When the couple was still new to Riverdale, they lived near the Riverdale Jewish Center where they were active in organizing the Young Couples activities. They had four sons, all who graduated from SAR Academy. When their fourth son was born, they moved from their two-bedroom apartment to a house in North Riverdale, becoming members of the congregation that would become the Young Israel Ohab Zedek of North Riverdale/Yonkers.

He was a science teacher at M.S. 141 — now Riverdale/Kingsbridge Academy — and SAR Academy. He also ran the science fair at RKA where his students won more science fair prizes than any other junior high school group in the city. He placed his students to work in laboratories with scientists, researchers and doctors.

In the 1980s, he was invited to Washington by the Reagan administration to talk about his science program. He also was fondly known as “Mr. Nature,” as the nature counselor at Ma-Tov Day Camp. He and his students were frequently featured in The New York Times, The Riverdale Press, and on the television evening news. Many of his students were inspired to pursue careers in medicine and in the sciences.

He also was known by many as someone who loved to make people laugh. If he hadn’t pursued teaching, he may have ended up becoming a stand-up comedian.
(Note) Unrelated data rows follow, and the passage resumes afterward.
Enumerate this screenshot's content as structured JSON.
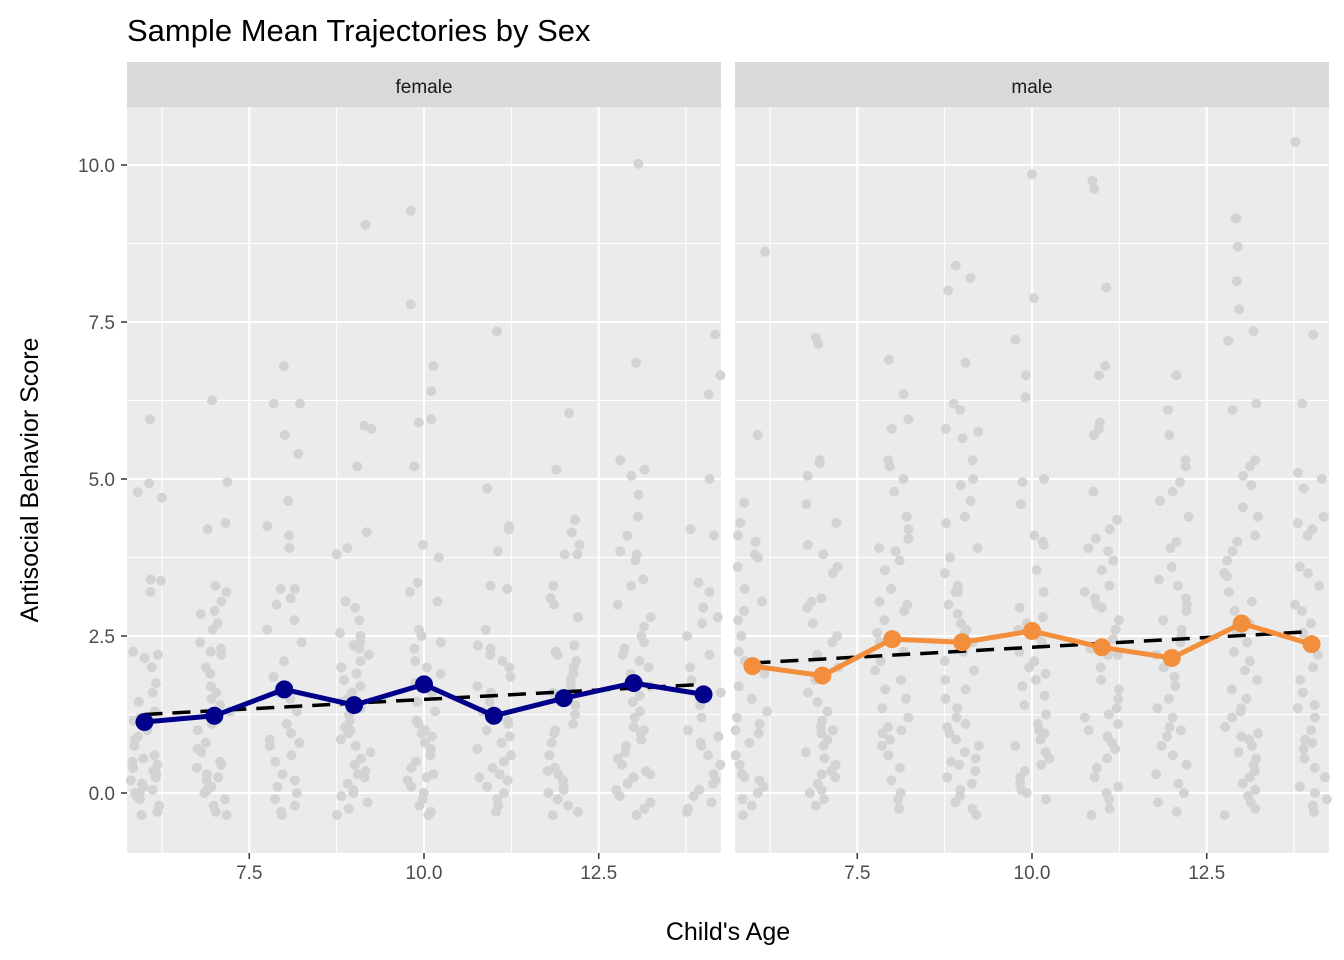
{
  "chart_data": {
    "type": "scatter",
    "title": "Sample Mean Trajectories by Sex",
    "xlabel": "Child's Age",
    "ylabel": "Antisocial Behavior Score",
    "xlim": [
      5.75,
      14.25
    ],
    "ylim": [
      -0.9,
      11.0
    ],
    "x_ticks": [
      7.5,
      10.0,
      12.5
    ],
    "x_tick_labels": [
      "7.5",
      "10.0",
      "12.5"
    ],
    "y_ticks": [
      0.0,
      2.5,
      5.0,
      7.5,
      10.0
    ],
    "y_tick_labels": [
      "0.0",
      "2.5",
      "5.0",
      "7.5",
      "10.0"
    ],
    "grid": true,
    "legend": "none",
    "colors": {
      "panel_bg": "#ebebeb",
      "strip_bg": "#d9d9d9",
      "grid": "#ffffff",
      "points": "#d3d3d3",
      "trend": "#000000",
      "female_mean": "#00008b",
      "male_mean": "#f28e3c"
    },
    "facets": [
      {
        "label": "female",
        "mean_color": "#00008b",
        "mean_x": [
          6,
          7,
          8,
          9,
          10,
          11,
          12,
          13,
          14
        ],
        "mean_y": [
          1.13,
          1.23,
          1.65,
          1.4,
          1.73,
          1.23,
          1.51,
          1.75,
          1.57
        ],
        "trend_x": [
          6,
          14
        ],
        "trend_y": [
          1.25,
          1.73
        ],
        "points": {
          "6": [
            5.95,
            4.79,
            4.93,
            4.7,
            3.4,
            3.2,
            2.25,
            2.2,
            2.0,
            1.75,
            1.6,
            1.45,
            1.3,
            1.15,
            1.0,
            0.85,
            0.75,
            0.6,
            0.45,
            0.3,
            0.2,
            0.1,
            0.05,
            0.0,
            -0.05,
            -0.1,
            -0.2,
            -0.3,
            -0.35,
            0.15,
            0.25,
            0.4,
            0.5,
            0.9,
            1.2,
            2.15,
            3.38,
            0.55,
            0.35,
            0.0
          ],
          "7": [
            6.25,
            4.95,
            4.3,
            4.2,
            3.3,
            3.2,
            3.05,
            2.85,
            2.7,
            2.4,
            2.3,
            2.25,
            2.2,
            2.0,
            1.9,
            1.7,
            1.5,
            1.3,
            1.1,
            1.0,
            0.8,
            0.65,
            0.5,
            0.4,
            0.3,
            0.2,
            0.1,
            0.0,
            -0.1,
            -0.2,
            -0.3,
            -0.35,
            0.25,
            0.45,
            0.7,
            1.6,
            2.6,
            2.9,
            1.4,
            0.05
          ],
          "8": [
            6.8,
            6.2,
            6.2,
            5.7,
            5.4,
            4.65,
            4.25,
            4.1,
            3.9,
            3.25,
            3.25,
            3.1,
            3.0,
            2.75,
            2.4,
            2.1,
            1.85,
            1.7,
            1.5,
            1.3,
            1.1,
            0.95,
            0.85,
            0.8,
            0.75,
            0.5,
            0.3,
            0.2,
            0.1,
            0.0,
            -0.1,
            -0.2,
            -0.3,
            -0.35,
            2.6,
            1.6,
            0.6
          ],
          "9": [
            9.05,
            5.85,
            5.8,
            5.2,
            4.15,
            3.9,
            3.8,
            3.05,
            2.95,
            2.75,
            2.5,
            2.4,
            2.35,
            2.3,
            2.2,
            2.1,
            2.0,
            1.9,
            1.8,
            1.7,
            1.6,
            1.5,
            1.35,
            1.25,
            1.15,
            1.05,
            0.95,
            0.85,
            0.75,
            0.65,
            0.55,
            0.45,
            0.35,
            0.25,
            0.15,
            0.05,
            0.0,
            -0.05,
            -0.15,
            -0.25,
            -0.35,
            0.3,
            1.0,
            2.55,
            1.45
          ],
          "10": [
            9.27,
            7.78,
            6.8,
            6.4,
            5.95,
            5.9,
            5.2,
            3.95,
            3.75,
            3.35,
            3.2,
            3.05,
            2.6,
            2.4,
            2.3,
            2.1,
            2.0,
            1.9,
            1.75,
            1.6,
            1.45,
            1.3,
            1.15,
            1.0,
            0.9,
            0.8,
            0.7,
            0.6,
            0.5,
            0.4,
            0.3,
            0.2,
            0.1,
            0.0,
            -0.1,
            -0.2,
            -0.3,
            -0.35,
            0.25,
            1.1,
            2.5,
            0.95
          ],
          "11": [
            7.35,
            4.85,
            4.25,
            4.2,
            3.85,
            3.3,
            3.25,
            2.6,
            2.35,
            2.3,
            2.2,
            2.0,
            1.85,
            1.7,
            1.6,
            1.45,
            1.3,
            1.15,
            1.0,
            0.9,
            0.8,
            0.6,
            0.5,
            0.4,
            0.3,
            0.2,
            0.1,
            0.0,
            -0.1,
            -0.2,
            -0.3,
            0.25,
            1.1,
            2.1,
            0.7
          ],
          "12": [
            6.05,
            5.15,
            4.35,
            4.15,
            3.95,
            3.8,
            3.8,
            3.3,
            3.1,
            3.0,
            2.8,
            2.35,
            2.25,
            2.2,
            2.1,
            1.9,
            1.8,
            1.7,
            1.6,
            1.4,
            1.25,
            1.1,
            0.95,
            0.8,
            0.6,
            0.4,
            0.3,
            0.2,
            0.1,
            0.0,
            -0.1,
            -0.2,
            -0.3,
            -0.35,
            0.35,
            1.0,
            2.0,
            0.05
          ],
          "13": [
            10.02,
            6.85,
            5.3,
            5.15,
            5.05,
            4.75,
            4.4,
            4.1,
            3.85,
            3.8,
            3.7,
            3.4,
            3.3,
            3.0,
            2.8,
            2.65,
            2.4,
            2.3,
            2.2,
            2.1,
            2.0,
            1.9,
            1.8,
            1.7,
            1.55,
            1.45,
            1.3,
            1.2,
            1.05,
            0.95,
            0.85,
            0.75,
            0.65,
            0.55,
            0.45,
            0.35,
            0.25,
            0.15,
            0.05,
            -0.05,
            -0.15,
            -0.25,
            -0.35,
            0.3,
            1.0,
            2.5
          ],
          "14": [
            7.3,
            6.65,
            6.35,
            5.0,
            4.2,
            4.1,
            3.35,
            3.2,
            2.95,
            2.8,
            2.7,
            2.5,
            2.2,
            2.0,
            1.8,
            1.6,
            1.4,
            1.2,
            1.0,
            0.9,
            0.75,
            0.6,
            0.45,
            0.3,
            0.15,
            0.05,
            -0.05,
            -0.15,
            -0.25,
            -0.3,
            0.2,
            0.8
          ]
        }
      },
      {
        "label": "male",
        "mean_color": "#f28e3c",
        "mean_x": [
          6,
          7,
          8,
          9,
          10,
          11,
          12,
          13,
          14
        ],
        "mean_y": [
          2.02,
          1.87,
          2.45,
          2.4,
          2.58,
          2.32,
          2.15,
          2.7,
          2.37
        ],
        "trend_x": [
          6,
          14
        ],
        "trend_y": [
          2.07,
          2.57
        ],
        "points": {
          "6": [
            8.62,
            5.7,
            4.62,
            4.3,
            4.1,
            4.0,
            3.8,
            3.75,
            3.6,
            3.25,
            2.9,
            2.75,
            2.5,
            2.25,
            2.1,
            1.9,
            1.7,
            1.5,
            1.3,
            1.2,
            1.1,
            0.95,
            0.8,
            0.6,
            0.45,
            0.3,
            0.2,
            0.1,
            0.0,
            -0.1,
            -0.2,
            -0.35,
            3.05,
            1.0,
            0.25
          ],
          "7": [
            7.25,
            7.15,
            5.3,
            5.25,
            5.05,
            4.6,
            4.3,
            3.95,
            3.8,
            3.6,
            3.5,
            3.05,
            2.95,
            2.7,
            2.5,
            2.4,
            2.2,
            2.0,
            1.8,
            1.6,
            1.45,
            1.3,
            1.15,
            1.05,
            0.95,
            0.85,
            0.75,
            0.65,
            0.55,
            0.45,
            0.35,
            0.25,
            0.15,
            0.05,
            0.0,
            -0.1,
            -0.2,
            3.1,
            1.0,
            0.3
          ],
          "8": [
            6.9,
            6.35,
            5.95,
            5.8,
            5.3,
            5.2,
            5.0,
            4.8,
            4.4,
            4.2,
            4.05,
            3.9,
            3.85,
            3.7,
            3.55,
            3.25,
            3.05,
            2.9,
            2.75,
            2.55,
            2.4,
            2.25,
            2.1,
            1.95,
            1.8,
            1.65,
            1.5,
            1.35,
            1.2,
            1.05,
            0.95,
            0.85,
            0.75,
            0.6,
            0.4,
            0.2,
            0.0,
            -0.1,
            -0.25,
            3.0,
            1.0
          ],
          "9": [
            8.4,
            8.2,
            8.0,
            6.85,
            6.2,
            6.1,
            5.8,
            5.75,
            5.65,
            5.3,
            5.0,
            4.9,
            4.65,
            4.4,
            4.3,
            3.9,
            3.75,
            3.5,
            3.3,
            3.2,
            3.0,
            2.85,
            2.7,
            2.55,
            2.4,
            2.25,
            2.1,
            1.95,
            1.8,
            1.65,
            1.5,
            1.35,
            1.2,
            1.05,
            0.95,
            0.85,
            0.75,
            0.65,
            0.55,
            0.45,
            0.35,
            0.25,
            0.15,
            0.05,
            -0.05,
            -0.15,
            -0.25,
            -0.35,
            3.2,
            1.1,
            0.5,
            2.6
          ],
          "10": [
            9.85,
            7.88,
            7.22,
            6.65,
            6.3,
            5.0,
            4.95,
            4.6,
            4.1,
            4.0,
            3.95,
            3.55,
            3.2,
            2.95,
            2.8,
            2.6,
            2.5,
            2.4,
            2.25,
            2.1,
            2.0,
            1.9,
            1.8,
            1.7,
            1.55,
            1.4,
            1.25,
            1.1,
            0.95,
            0.85,
            0.75,
            0.65,
            0.55,
            0.45,
            0.35,
            0.25,
            0.15,
            0.05,
            0.0,
            -0.1,
            2.7,
            1.0
          ],
          "11": [
            9.75,
            9.62,
            8.05,
            6.8,
            6.65,
            5.9,
            5.8,
            5.7,
            4.8,
            4.35,
            4.2,
            4.05,
            3.9,
            3.85,
            3.7,
            3.55,
            3.3,
            3.2,
            3.1,
            2.95,
            2.75,
            2.6,
            2.45,
            2.3,
            2.2,
            2.0,
            1.8,
            1.65,
            1.5,
            1.35,
            1.2,
            1.1,
            1.0,
            0.9,
            0.8,
            0.7,
            0.55,
            0.4,
            0.25,
            0.1,
            0.0,
            -0.1,
            -0.25,
            -0.35,
            3.0,
            1.25,
            2.2
          ],
          "12": [
            6.65,
            6.1,
            5.7,
            5.3,
            5.2,
            4.95,
            4.8,
            4.65,
            4.4,
            4.0,
            3.9,
            3.6,
            3.4,
            3.3,
            3.1,
            2.9,
            2.75,
            2.6,
            2.4,
            2.2,
            2.0,
            1.85,
            1.7,
            1.5,
            1.35,
            1.2,
            1.05,
            0.9,
            0.75,
            0.6,
            0.45,
            0.3,
            0.15,
            0.0,
            -0.15,
            -0.3,
            3.0,
            1.0,
            2.5
          ],
          "13": [
            9.15,
            9.15,
            8.7,
            8.15,
            7.7,
            7.35,
            7.2,
            6.2,
            6.1,
            5.3,
            5.2,
            5.05,
            4.9,
            4.55,
            4.4,
            4.1,
            4.0,
            3.85,
            3.7,
            3.45,
            3.2,
            3.05,
            2.9,
            2.7,
            2.55,
            2.4,
            2.25,
            2.1,
            1.95,
            1.8,
            1.65,
            1.5,
            1.35,
            1.2,
            1.05,
            0.95,
            0.85,
            0.75,
            0.65,
            0.55,
            0.45,
            0.35,
            0.25,
            0.15,
            0.05,
            -0.05,
            -0.15,
            -0.25,
            -0.35,
            3.5,
            1.3,
            0.9
          ],
          "14": [
            10.37,
            7.3,
            6.2,
            5.1,
            5.0,
            4.85,
            4.4,
            4.3,
            4.2,
            4.1,
            3.6,
            3.5,
            3.3,
            3.0,
            2.9,
            2.7,
            2.55,
            2.4,
            2.2,
            2.0,
            1.8,
            1.6,
            1.4,
            1.2,
            1.0,
            0.85,
            0.7,
            0.55,
            0.4,
            0.25,
            0.1,
            0.0,
            -0.1,
            -0.2,
            -0.3,
            1.35,
            0.8
          ]
        }
      }
    ]
  }
}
In the 1980s, he called local radio station disc jockeys and the Joan Rivers radio show to tell jokes and read monologues that he wrote. It became so common that when he called, they would introduce him as “Murray from Riverdale!”

In 1986, the Vogels were thrust into the spotlight when their rental tenant in their two-family home, Gennadi Zakharov, was arrested by the FBI and was accused of being a KGB spy. The Soviets then arrested American journalist Nicholas Daniloff in Russia, accusing him of being an American spy. It made international headlines for several weeks because President Ronald Reagan and Soviet leader Mikhail Gorbachev were planning to have a summit to discuss reducing nuclear weapons.

Eventually, the two countries traded the alleged spies so the two world leaders could meet.

He took great pride in studying the Torah and Gemara (Talmud). When his youngest son Joey passed away in 2012 after a brief illness, he decided to participate in Daf Yomi — Pages of the Day — the daily learning of the Talmud where tens of thousands of Jews worldwide learn one page of Talmud every day. The learning culminates in a Siyum HaShas — Completion of the Talmud — celebration after the Talmud is completed in a little more than seven years.

Last year, he joined thousands of other participants at MetLife Stadium in New Jersey for the most recent celebration.

He will be remembered as a kind and generous man. He always went out of his way to help not only his friends and family, but complete strangers that he would meet on the street. When people would ask him for money at the Skyview Shopping Center, not only would he help them financially, but he would offer to buy them food and drinks from the local restaurants.

Even when he was battling pancreatic cancer this year, he always thought of others. He would give you flashlight pens and pens that looked like medical syringes to the nurses and doctors who cared for him.

Many years after he retired from teaching, former students would come up to him in Riverdale and tell him how much they enjoy his class, or how he inspired them. Even one of the visiting nurses who cared for him recently at home was a former student.

A funeral was held at the Hebrew Institute of Riverdale, and he was buried in Eretz HaChaim Cemetery in Israel.

He is survived by his wife, Riverdale psychologist Dr. Yvette Vogel, as well as sons Mark and David in New York City, and son Adam, his wife Tovah, and their 10 children in Israel. His youngest son Joey passed away in 2012 at 31.

Donations may be made in Murray Vogel’s memory to the Joey Vogel’s Gifts Foundation, which was founded in his son’s memory. The foundation works to support mental health research and organizations that promote social good.

Checks can be sent to Joey Vogel’s Gifts Inc., 5951 Riverdale Ave., Unit 300, Bronx, N.Y., 10471, or donations may be made online at JoeyVogelsGifts.org.